I realize that not everywhere is as 'unsophisticated' as here when it comes to aiding and trying to control pedestrians. Many years ago, when I was in Japan, one of my hostesses and I were walking around and came to a large, very busy, multi-laned intersection. When it was time for pedestrians to cross, music blared at the appropriate corners. My hostess explained that it was to make it easier for blind people to know where to go. That was fine as far as that went, but, as I recall, the music selection was "If a body meet a body, coming through the rye, and a body kiss a body, need a body cry?" Somehow it seemed a teeny bit incongruous. Delightful. But strange.

Around here, call us silly, but it's considered good manners to offer a person our arm if she looks like she needs help finding her way from one corner to the other.
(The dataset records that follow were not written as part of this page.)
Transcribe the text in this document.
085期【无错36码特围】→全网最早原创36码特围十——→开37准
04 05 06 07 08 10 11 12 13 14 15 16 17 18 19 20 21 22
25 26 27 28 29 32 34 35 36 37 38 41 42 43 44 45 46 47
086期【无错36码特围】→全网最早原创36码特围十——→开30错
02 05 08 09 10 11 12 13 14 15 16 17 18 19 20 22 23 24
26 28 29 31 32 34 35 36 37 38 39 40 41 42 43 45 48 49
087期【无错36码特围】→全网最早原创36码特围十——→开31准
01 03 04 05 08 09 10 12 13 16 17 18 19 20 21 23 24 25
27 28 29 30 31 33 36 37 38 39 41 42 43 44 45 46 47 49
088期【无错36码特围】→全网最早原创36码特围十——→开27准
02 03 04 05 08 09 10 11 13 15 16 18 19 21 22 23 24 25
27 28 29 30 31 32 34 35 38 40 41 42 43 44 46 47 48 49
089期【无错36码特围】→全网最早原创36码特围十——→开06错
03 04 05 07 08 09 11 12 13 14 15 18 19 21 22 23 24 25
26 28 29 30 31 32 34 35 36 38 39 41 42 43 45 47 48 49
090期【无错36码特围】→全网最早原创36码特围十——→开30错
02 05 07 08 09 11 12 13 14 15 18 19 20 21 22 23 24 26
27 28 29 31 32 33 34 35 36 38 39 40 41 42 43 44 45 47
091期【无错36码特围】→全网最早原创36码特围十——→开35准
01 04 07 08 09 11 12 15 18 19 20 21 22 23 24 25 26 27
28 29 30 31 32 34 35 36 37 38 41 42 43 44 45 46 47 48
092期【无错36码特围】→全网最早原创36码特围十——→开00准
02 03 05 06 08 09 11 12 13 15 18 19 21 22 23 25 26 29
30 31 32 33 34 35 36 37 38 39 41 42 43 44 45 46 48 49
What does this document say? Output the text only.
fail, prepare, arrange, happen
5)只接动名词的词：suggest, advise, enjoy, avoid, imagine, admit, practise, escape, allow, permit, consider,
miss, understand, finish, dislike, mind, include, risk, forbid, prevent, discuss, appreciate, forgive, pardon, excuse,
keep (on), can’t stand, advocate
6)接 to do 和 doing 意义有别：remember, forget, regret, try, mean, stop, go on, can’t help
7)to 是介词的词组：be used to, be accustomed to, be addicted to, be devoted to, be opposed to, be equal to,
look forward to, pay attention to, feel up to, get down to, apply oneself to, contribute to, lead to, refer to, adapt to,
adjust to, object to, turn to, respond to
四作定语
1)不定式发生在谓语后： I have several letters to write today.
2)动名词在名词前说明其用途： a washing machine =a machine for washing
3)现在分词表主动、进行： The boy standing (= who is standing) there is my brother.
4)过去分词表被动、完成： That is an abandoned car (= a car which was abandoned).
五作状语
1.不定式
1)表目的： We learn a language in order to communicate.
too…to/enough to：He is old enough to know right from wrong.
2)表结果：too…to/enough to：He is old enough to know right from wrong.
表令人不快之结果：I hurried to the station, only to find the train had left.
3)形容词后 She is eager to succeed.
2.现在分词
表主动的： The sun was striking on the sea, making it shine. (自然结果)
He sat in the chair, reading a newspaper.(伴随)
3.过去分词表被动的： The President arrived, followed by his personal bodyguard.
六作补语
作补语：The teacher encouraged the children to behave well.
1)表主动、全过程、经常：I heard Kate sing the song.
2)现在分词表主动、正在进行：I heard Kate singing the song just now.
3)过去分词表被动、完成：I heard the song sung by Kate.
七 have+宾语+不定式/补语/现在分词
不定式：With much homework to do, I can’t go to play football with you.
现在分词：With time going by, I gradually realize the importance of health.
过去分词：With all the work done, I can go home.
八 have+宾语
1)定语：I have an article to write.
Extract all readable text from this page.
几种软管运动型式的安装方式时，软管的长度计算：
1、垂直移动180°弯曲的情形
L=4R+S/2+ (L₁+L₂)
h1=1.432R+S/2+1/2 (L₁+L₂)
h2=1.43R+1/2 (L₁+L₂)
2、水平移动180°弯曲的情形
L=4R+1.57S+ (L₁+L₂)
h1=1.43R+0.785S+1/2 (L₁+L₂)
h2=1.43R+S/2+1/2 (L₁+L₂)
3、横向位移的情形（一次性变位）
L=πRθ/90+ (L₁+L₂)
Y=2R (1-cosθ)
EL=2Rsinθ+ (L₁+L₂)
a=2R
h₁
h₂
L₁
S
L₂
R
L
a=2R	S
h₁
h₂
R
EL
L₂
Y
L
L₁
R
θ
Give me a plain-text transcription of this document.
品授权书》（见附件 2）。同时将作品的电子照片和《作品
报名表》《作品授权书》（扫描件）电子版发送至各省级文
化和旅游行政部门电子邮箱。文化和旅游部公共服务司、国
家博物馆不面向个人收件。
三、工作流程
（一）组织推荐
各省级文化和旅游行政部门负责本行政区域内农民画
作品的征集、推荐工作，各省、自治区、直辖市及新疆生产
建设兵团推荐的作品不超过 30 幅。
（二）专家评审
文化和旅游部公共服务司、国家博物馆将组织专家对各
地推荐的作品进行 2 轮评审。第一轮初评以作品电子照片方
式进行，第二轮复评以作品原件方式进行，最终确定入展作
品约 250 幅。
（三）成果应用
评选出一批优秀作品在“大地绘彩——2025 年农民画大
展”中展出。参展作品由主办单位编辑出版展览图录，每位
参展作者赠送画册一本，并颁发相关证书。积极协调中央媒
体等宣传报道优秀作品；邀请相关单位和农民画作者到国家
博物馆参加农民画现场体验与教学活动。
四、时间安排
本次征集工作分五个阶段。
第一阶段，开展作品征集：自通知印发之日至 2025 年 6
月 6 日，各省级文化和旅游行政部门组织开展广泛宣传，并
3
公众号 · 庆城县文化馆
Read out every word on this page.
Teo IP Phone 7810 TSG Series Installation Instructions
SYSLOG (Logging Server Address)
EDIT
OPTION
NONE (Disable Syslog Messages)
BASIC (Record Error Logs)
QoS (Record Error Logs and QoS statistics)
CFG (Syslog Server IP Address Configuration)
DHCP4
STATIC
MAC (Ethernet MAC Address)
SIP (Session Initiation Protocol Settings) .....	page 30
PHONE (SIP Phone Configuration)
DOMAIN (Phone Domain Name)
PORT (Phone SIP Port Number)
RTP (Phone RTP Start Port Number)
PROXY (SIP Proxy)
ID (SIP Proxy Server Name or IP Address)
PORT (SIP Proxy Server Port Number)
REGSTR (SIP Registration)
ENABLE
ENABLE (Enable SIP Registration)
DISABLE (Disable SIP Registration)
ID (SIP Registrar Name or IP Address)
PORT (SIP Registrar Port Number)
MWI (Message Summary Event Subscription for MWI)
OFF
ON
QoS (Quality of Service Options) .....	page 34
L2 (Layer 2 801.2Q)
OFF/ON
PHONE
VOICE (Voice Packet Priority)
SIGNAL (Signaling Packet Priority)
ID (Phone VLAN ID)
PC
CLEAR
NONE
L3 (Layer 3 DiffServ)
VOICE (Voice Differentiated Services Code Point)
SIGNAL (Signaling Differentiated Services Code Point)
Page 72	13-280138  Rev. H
It's a bit old-fashioned and low tech, but we like it. Blaring music from street corners would just annoy people, I think. It's a quiet town, on the whole.

Then there's England, which apparently takes directing pedestrian/vehicle inter-mixing quite seriously. Katherine at K's Cafe has a primer on zebras, pelicans, puffins and toucans -- not the animals, but the various kinds of pedestrian crossings by the same name.

So, if I came to your town, what would I find?

Update: Thanks to Barb's comment, I have now been introduced to the term Jughandle. I've driven on them before, but had no idea they were called that.


Barb, sfo said...

My town is bisected by a state highway. So here, you would find JUGHANDLES. Ick. I figure I waste about 5 minutes a day, during the school year, in jughandles and next year with the kids in 2 different schools it will triple.

Kathryn Judson said...

Barb, Actually, my town is intersected by two state highways, which double as our main streets. The stoplight stands guard over where they intersect. But, of course, this is the middle of Oregon we're talking about: mountains, forests, farms - and towns that are considered big if they have almost two thousand people in them. :)

Barb, sfo said...

I live in the polar opposite place from yours--New Jersey! Not only does my highway have jughandles, it has "Jersey Barriers" which are those 2 1/2-foot-tall "walls" built to separate the opposing directions of highways. SO scenic & beautiful, you know.